Fatih Terim, belgeselinin yayınlanmasından kısa bir süre önce Banu Yelkovan'ın Netflix adına sorduğu sorulara cevap verdi.

Netflix'in global sitesinde Türkçe ve İngilizce olarak yer alan röportajda, Fatih Terim'in dikkat çeken açıklamaları yer aldı.

"4 bölümde hem bana hem hayata dair çok şey anlatılıyor"

"Her birine ayrı belgesel yapılabilecek birçok maçı ve hikâyeyi, dört bölümde toplamak, çok zor bir iş. Belgesel çekimleri sırasında tüm kariyerinizi ve hayatınızı bir daha yaşamak sizde nasıl duygular uyandırdı?" sorusunu yanıtlayan Fatih Terim, "Kupalar, madalyalar, arşivlerdeki görüntülerim veya fotoğraflarım benim için çok şey ifade ediyor. Bir kupaya veya fotoğrafa baktığımda; o anın hikâyesini hatırlıyor, o anın duygusunu yaşıyorum. Aslında bu belgeseli yapmayı kabul ettiğimde içimden geçen de buydu. Herkesin gördüğü ile bana yaşattığı duyguyu birleştirmek. Dediğiniz gibi bazen bir dost sohbetinde, bir maçı bile saatlerce konuşabilirken, neredeyse tüm hayatımı dört bölüme sığdırmak zordu. Zaten sığmadı. Ama eminim beni hiç tanımayan birinin bile dikkatini çekse, dört bölüm de hem bana hem hayata dair çok şey anlatıyor." ifadelerini kullandı.
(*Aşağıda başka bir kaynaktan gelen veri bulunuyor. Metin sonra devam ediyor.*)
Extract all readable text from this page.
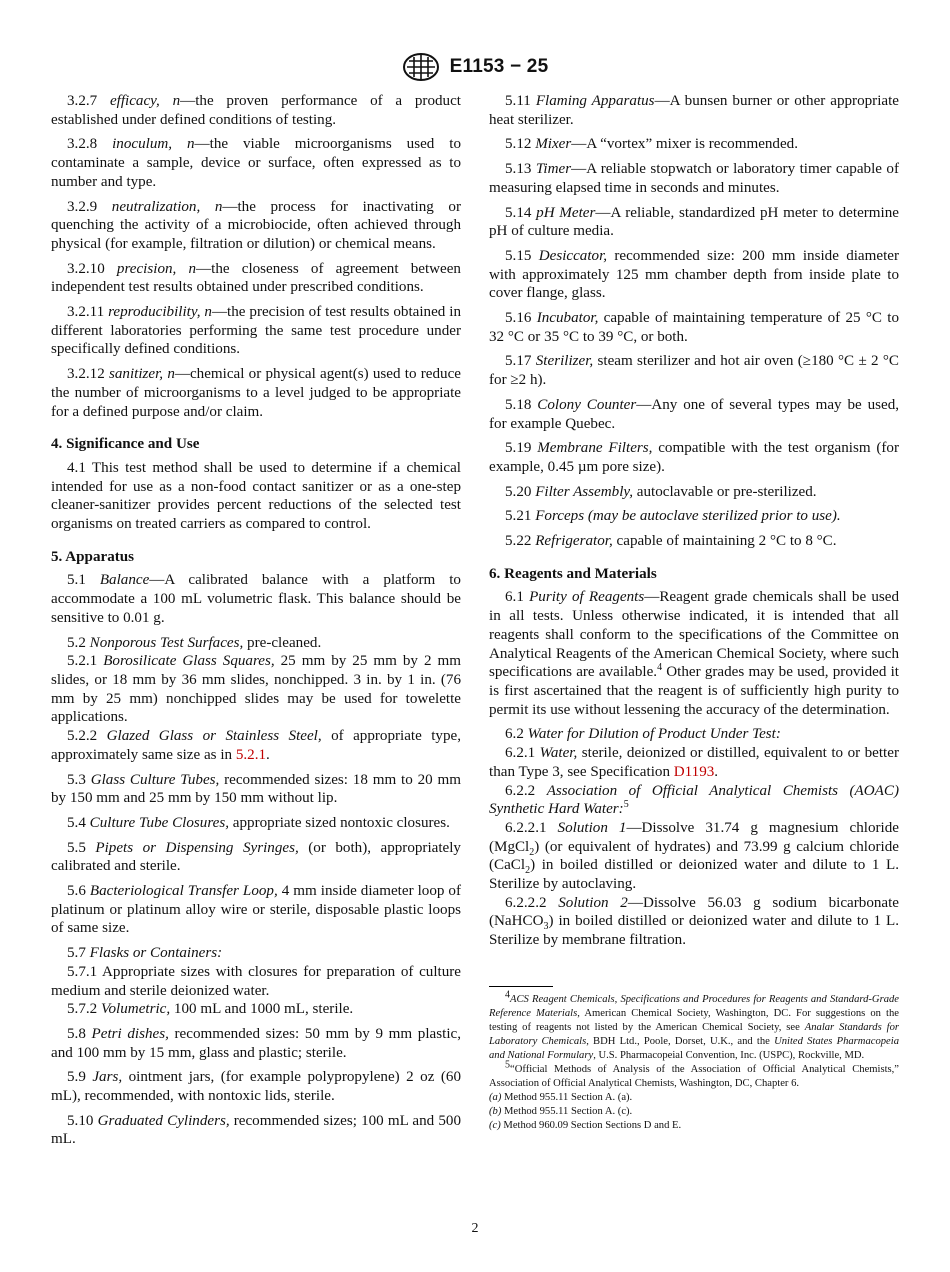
E1153 − 25

3.2.7 efficacy, n—the proven performance of a product established under defined conditions of testing.

3.2.8 inoculum, n—the viable microorganisms used to contaminate a sample, device or surface, often expressed as to number and type.

3.2.9 neutralization, n—the process for inactivating or quenching the activity of a microbiocide, often achieved through physical (for example, filtration or dilution) or chemical means.

3.2.10 precision, n—the closeness of agreement between independent test results obtained under prescribed conditions.

3.2.11 reproducibility, n—the precision of test results obtained in different laboratories performing the same test procedure under specifically defined conditions.

3.2.12 sanitizer, n—chemical or physical agent(s) used to reduce the number of microorganisms to a level judged to be appropriate for a defined purpose and/or claim.

4. Significance and Use

4.1 This test method shall be used to determine if a chemical intended for use as a non-food contact sanitizer or as a one-step cleaner-sanitizer provides percent reductions of the selected test organisms on treated carriers as compared to control.

5. Apparatus

5.1 Balance—A calibrated balance with a platform to accommodate a 100 mL volumetric flask. This balance should be sensitive to 0.01 g.

5.2 Nonporous Test Surfaces, pre-cleaned.

5.2.1 Borosilicate Glass Squares, 25 mm by 25 mm by 2 mm slides, or 18 mm by 36 mm slides, nonchipped. 3 in. by 1 in. (76 mm by 25 mm) nonchipped slides may be used for towelette applications.

5.2.2 Glazed Glass or Stainless Steel, of appropriate type, approximately same size as in 5.2.1.

5.3 Glass Culture Tubes, recommended sizes: 18 mm to 20 mm by 150 mm and 25 mm by 150 mm without lip.

5.4 Culture Tube Closures, appropriate sized nontoxic closures.

5.5 Pipets or Dispensing Syringes, (or both), appropriately calibrated and sterile.

5.6 Bacteriological Transfer Loop, 4 mm inside diameter loop of platinum or platinum alloy wire or sterile, disposable plastic loops of same size.

5.7 Flasks or Containers:

5.7.1 Appropriate sizes with closures for preparation of culture medium and sterile deionized water.

5.7.2 Volumetric, 100 mL and 1000 mL, sterile.

5.8 Petri dishes, recommended sizes: 50 mm by 9 mm plastic, and 100 mm by 15 mm, glass and plastic; sterile.

5.9 Jars, ointment jars, (for example polypropylene) 2 oz (60 mL), recommended, with nontoxic lids, sterile.

5.10 Graduated Cylinders, recommended sizes; 100 mL and 500 mL.

5.11 Flaming Apparatus—A bunsen burner or other appropriate heat sterilizer.

5.12 Mixer—A “vortex” mixer is recommended.

5.13 Timer—A reliable stopwatch or laboratory timer capable of measuring elapsed time in seconds and minutes.

5.14 pH Meter—A reliable, standardized pH meter to determine pH of culture media.

5.15 Desiccator, recommended size: 200 mm inside diameter with approximately 125 mm chamber depth from inside plate to cover flange, glass.

5.16 Incubator, capable of maintaining temperature of 25 °C to 32 °C or 35 °C to 39 °C, or both.

5.17 Sterilizer, steam sterilizer and hot air oven (≥180 °C ± 2 °C for ≥2 h).

5.18 Colony Counter—Any one of several types may be used, for example Quebec.

5.19 Membrane Filters, compatible with the test organism (for example, 0.45 µm pore size).

5.20 Filter Assembly, autoclavable or pre-sterilized.

5.21 Forceps (may be autoclave sterilized prior to use).

5.22 Refrigerator, capable of maintaining 2 °C to 8 °C.

6. Reagents and Materials

6.1 Purity of Reagents—Reagent grade chemicals shall be used in all tests. Unless otherwise indicated, it is intended that all reagents shall conform to the specifications of the Committee on Analytical Reagents of the American Chemical Society, where such specifications are available.$^4$ Other grades may be used, provided it is first ascertained that the reagent is of sufficiently high purity to permit its use without lessening the accuracy of the determination.

6.2 Water for Dilution of Product Under Test:

6.2.1 Water, sterile, deionized or distilled, equivalent to or better than Type 3, see Specification D1193.

6.2.2 Association of Official Analytical Chemists (AOAC) Synthetic Hard Water:$^5$

6.2.2.1 Solution 1—Dissolve 31.74 g magnesium chloride (MgCl$_2$) (or equivalent of hydrates) and 73.99 g calcium chloride (CaCl$_2$) in boiled distilled or deionized water and dilute to 1 L. Sterilize by autoclaving.

6.2.2.2 Solution 2—Dissolve 56.03 g sodium bicarbonate (NaHCO$_3$) in boiled distilled or deionized water and dilute to 1 L. Sterilize by membrane filtration.

$^4$ACS Reagent Chemicals, Specifications and Procedures for Reagents and Standard-Grade Reference Materials, American Chemical Society, Washington, DC. For suggestions on the testing of reagents not listed by the American Chemical Society, see Analar Standards for Laboratory Chemicals, BDH Ltd., Poole, Dorset, U.K., and the United States Pharmacopeia and National Formulary, U.S. Pharmacopeial Convention, Inc. (USPC), Rockville, MD.

$^5$“Official Methods of Analysis of the Association of Official Analytical Chemists,” Association of Official Analytical Chemists, Washington, DC, Chapter 6.

(a) Method 955.11 Section A. (a).

(b) Method 955.11 Section A. (c).

(c) Method 960.09 Section Sections D and E.

2
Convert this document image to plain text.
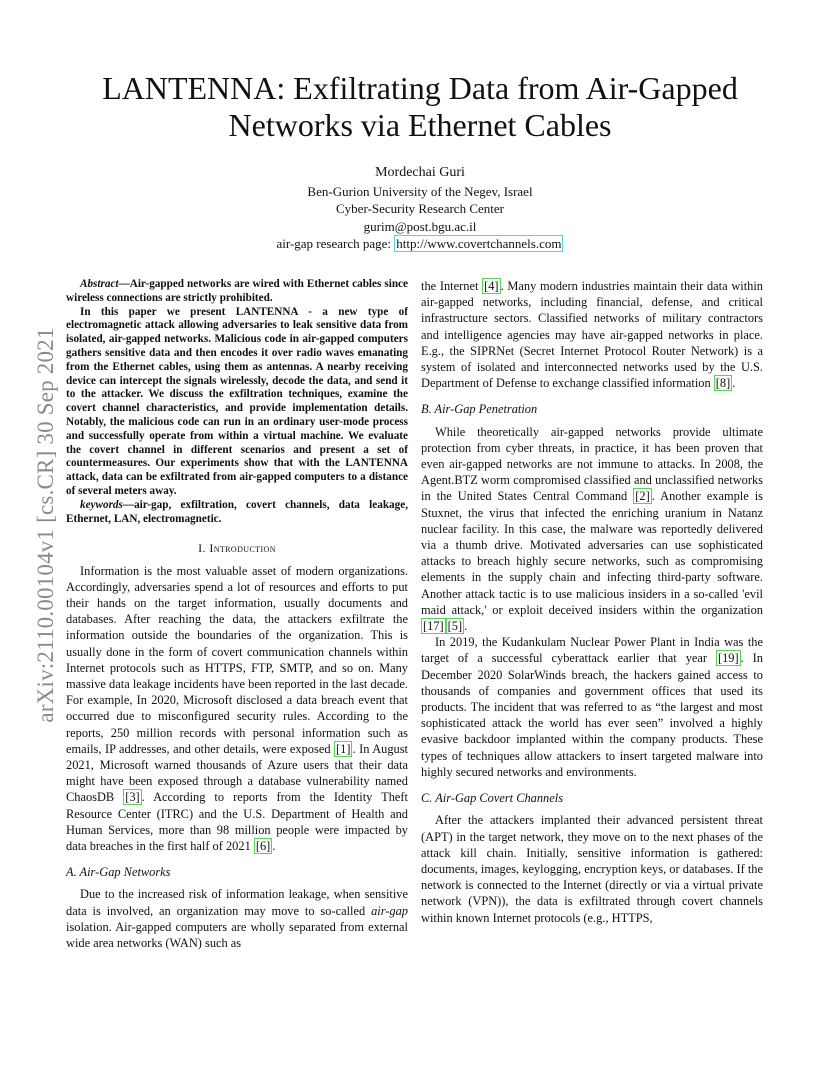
arXiv:2110.00104v1 [cs.CR] 30 Sep 2021
LANTENNA: Exfiltrating Data from Air-Gapped
Networks via Ethernet Cables
Mordechai Guri
Ben-Gurion University of the Negev, Israel
Cyber-Security Research Center
gurim@post.bgu.ac.il
air-gap research page: http://www.covertchannels.com

Abstract—Air-gapped networks are wired with Ethernet cables since wireless connections are strictly prohibited.

In this paper we present LANTENNA - a new type of electromagnetic attack allowing adversaries to leak sensitive data from isolated, air-gapped networks. Malicious code in air-gapped computers gathers sensitive data and then encodes it over radio waves emanating from the Ethernet cables, using them as antennas. A nearby receiving device can intercept the signals wirelessly, decode the data, and send it to the attacker. We discuss the exfiltration techniques, examine the covert channel characteristics, and provide implementation details. Notably, the malicious code can run in an ordinary user-mode process and successfully operate from within a virtual machine. We evaluate the covert channel in different scenarios and present a set of countermeasures. Our experiments show that with the LANTENNA attack, data can be exfiltrated from air-gapped computers to a distance of several meters away.

keywords—air-gap, exfiltration, covert channels, data leakage, Ethernet, LAN, electromagnetic.

I. Introduction

Information is the most valuable asset of modern organizations. Accordingly, adversaries spend a lot of resources and efforts to put their hands on the target information, usually documents and databases. After reaching the data, the attackers exfiltrate the information outside the boundaries of the organization. This is usually done in the form of covert communication channels within Internet protocols such as HTTPS, FTP, SMTP, and so on. Many massive data leakage incidents have been reported in the last decade. For example, In 2020, Microsoft disclosed a data breach event that occurred due to misconfigured security rules. According to the reports, 250 million records with personal information such as emails, IP addresses, and other details, were exposed [1] . In August 2021, Microsoft warned thousands of Azure users that their data might have been exposed through a database vulnerability named ChaosDB [3] . According to reports from the Identity Theft Resource Center (ITRC) and the U.S. Department of Health and Human Services, more than 98 million people were impacted by data breaches in the first half of 2021 [6] .

A. Air-Gap Networks

Due to the increased risk of information leakage, when sensitive data is involved, an organization may move to so-called air-gap isolation. Air-gapped computers are wholly separated from external wide area networks (WAN) such as

the Internet [4] . Many modern industries maintain their data within air-gapped networks, including financial, defense, and critical infrastructure sectors. Classified networks of military contractors and intelligence agencies may have air-gapped networks in place. E.g., the SIPRNet (Secret Internet Protocol Router Network) is a system of isolated and interconnected networks used by the U.S. Department of Defense to exchange classified information [8] .

B. Air-Gap Penetration

While theoretically air-gapped networks provide ultimate protection from cyber threats, in practice, it has been proven that even air-gapped networks are not immune to attacks. In 2008, the Agent.BTZ worm compromised classified and unclassified networks in the United States Central Command [2] . Another example is Stuxnet, the virus that infected the enriching uranium in Natanz nuclear facility. In this case, the malware was reportedly delivered via a thumb drive. Motivated adversaries can use sophisticated attacks to breach highly secure networks, such as compromising elements in the supply chain and infecting third-party software. Another attack tactic is to use malicious insiders in a so-called 'evil maid attack,' or exploit deceived insiders within the organization [17] [5] .

In 2019, the Kudankulam Nuclear Power Plant in India was the target of a successful cyberattack earlier that year [19] . In December 2020 SolarWinds breach, the hackers gained access to thousands of companies and government offices that used its products. The incident that was referred to as “the largest and most sophisticated attack the world has ever seen” involved a highly evasive backdoor implanted within the company products. These types of techniques allow attackers to insert targeted malware into highly secured networks and environments.

C. Air-Gap Covert Channels

After the attackers implanted their advanced persistent threat (APT) in the target network, they move on to the next phases of the attack kill chain. Initially, sensitive information is gathered: documents, images, keylogging, encryption keys, or databases. If the network is connected to the Internet (directly or via a virtual private network (VPN)), the data is exfiltrated through covert channels within known Internet protocols (e.g., HTTPS,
"Eşim Fulya ile izledik, ağladık"

"Sonrasında ilk izlediğinizde neler hissettiniz?" sorusunu yanıtlayan deneyimli teknik adam, "Ben çekimler sırasında dönem dönem yaşadıklarımı anlatıyorum. Adana, İstanbul, Ankara, İzmir derken Floransa, Milano, tekrar İstanbul… Anlatıyorum ama hatırladıkça başa dönüyoruz veya başka konuya geçiyoruz. Ben ne anlattığımı çok iyi hatırlıyorum tabii ama başkaları ne dedi, ne anlattı, bilmiyorum. Bir veya iki kişinin eş zamanlı çekimi yapılmış. Sadece onların birer yorumu geldi bana soru olarak. Onun dışında hiçbir şey bilmiyorum. İnanır mısınız, uzunca bir süre kimler konuştu, onu da bilmiyordum. Neyse, dediler ki, hocam ilk iki bölüm bitti, gelin. Eşim Fulya ile izledik ve gözyaşlarımızı tutamadığımız anlar oldu. Hiç kolay değil. İnsan o an kendine yabancılaşıyor. Yani izlediğin kendi hayatın ama görüntüler, müzik, konuşmalar… Bir süre sonra son iki bölümü izledik. Bu sefer kızlarım vardı yanımda. Baktım onların da gözler doluyor. 'Elinize sağlık' dedik ve çıktık. Şu an bile çok heyecanlıyım. İleride torunlarımın, 'bu bizim dedemiz' diye anlatmak yerine izletecekleri bir iş olmuş. Bu duygu beni çok mutlu ediyor." açıklamasını yaptı.

"Gençken ani parlamalarım vardı"

"Eşiniz bu mesleği yapamayacağınızı düşündüğünü ve çok yanıldığını anlattı. Teknik direktör olmaya tam olarak ne zaman karar verdiniz?" sorusuna yanıt veren Fatih Terim, "Eşim Fulya'nın haklı olduğu şey gençlikteki ani parlamalardı. Gerçi hâlâ var ama o zaman bu meslek için uygun olmayabilir diye düşünüyordu. Bir futbolcu eğer sahada inandığını yapabiliyor ve oyunu sadece kendi açısından değil takım açısından okuyabiliyorsa mutlaka bir gün teknik direktör olmayı aklından geçirir. Aklından geçirmekle hayata geçirmek farklı elbette. O dönem teknik direktör olmam için önemli isimlerden tavsiyeler alıyordum. Ben de kendime, bunun için çok çalışıp kendimi geliştireceğime, daha cesur olabileceğime, yapılmamışları denemek istediğime inanıyordum." diye konuştu.